Abstract

Severe intra-abdominal infection is associated with a high mortality rate. In addition to risk factors in the patients, the causal pathogens and the selection of appropriate therapeutic procedures play an essential part in the course of these conditions. In the majority of intra-abdominal infections mixed aerobic/anaerobic infections, mostly with some involvement of enterobacteria and also of enterococci and staphylococci can be demonstrated. In addition to surgical intervention a calculated antimicrobial initial treatment of intra-abdominal infections with an antibiotic with an adequate effect to combat the pathogen concerned can contribute to improving the patient's prognosis.
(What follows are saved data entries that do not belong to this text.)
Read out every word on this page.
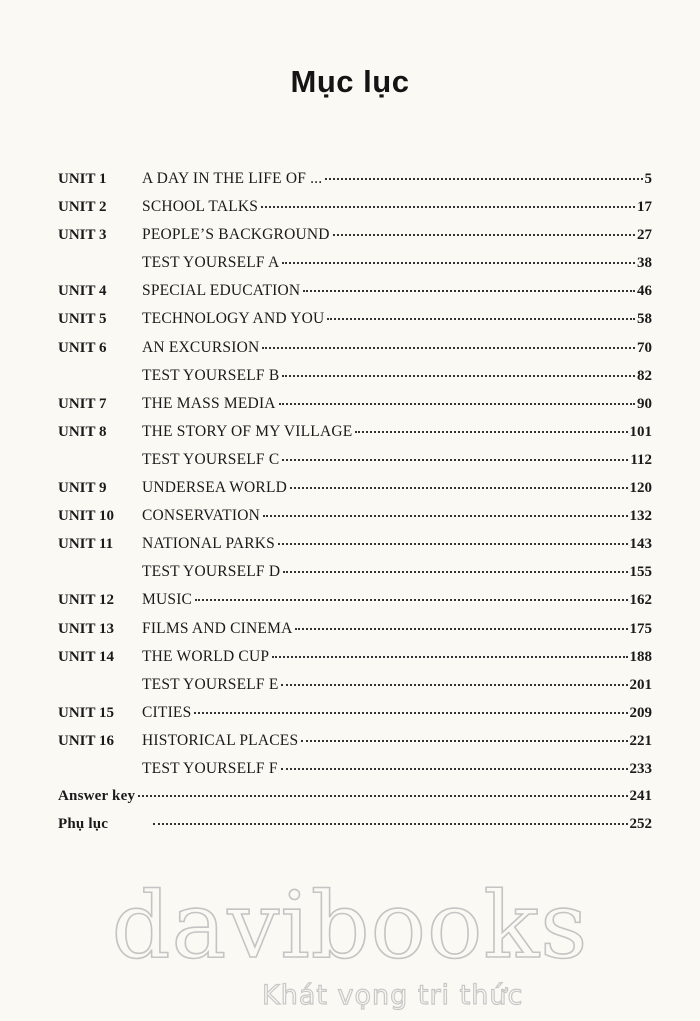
Mục lục
UNIT 1	A DAY IN THE LIFE OF ...	5
UNIT 2	SCHOOL TALKS	17
UNIT 3	PEOPLE’S BACKGROUND	27
TEST YOURSELF A	38
UNIT 4	SPECIAL EDUCATION	46
UNIT 5	TECHNOLOGY AND YOU	58
UNIT 6	AN EXCURSION	70
TEST YOURSELF B	82
UNIT 7	THE MASS MEDIA	90
UNIT 8	THE STORY OF MY VILLAGE	101
TEST YOURSELF C	112
UNIT 9	UNDERSEA WORLD	120
UNIT 10	CONSERVATION	132
UNIT 11	NATIONAL PARKS	143
TEST YOURSELF D	155
UNIT 12	MUSIC	162
UNIT 13	FILMS AND CINEMA	175
UNIT 14	THE WORLD CUP	188
TEST YOURSELF E	201
UNIT 15	CITIES	209
UNIT 16	HISTORICAL PLACES	221
TEST YOURSELF F	233
Answer key	241
Phụ lục	252
davibooks
Khát vọng tri thức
A calculated antibiotic treatment can only be effectively and reliably carried through if the frequency of the pathogen and the resistance situation are known. Retrospective evaluations of data on the sensitivity and frequency of pathogens from a defined group of subjects allow conclusions on the epidemiological situation in a particular catchment area or in a medical sector and thus make it possible to calculate the appropriate therapy for infections. In 1996 a total of 2,779 bacterial isolates from the intra-abdominal infection sector were examined: 935 Enterobacteriaceae, 83 nonfermenters, 177 Staphylococcus spp., 211 Enterococcus spp., 39 Streptococcus spp., and 1334 different anaerobic bacteria. Fresh clinical isolates were available for all pathogens tested. The most frequent gram-negative pathogen was E. coli (60%) and the most frequent gram-positive pathogen, E. faecalis (44%); the most frequent anaerobic pathogen was B. fragilis (39%). Taurolodine had the lowest resistance rate against gram-negative and anaerobic pathogens. Teicoplanin had the highest activity against gram-positive pathogens.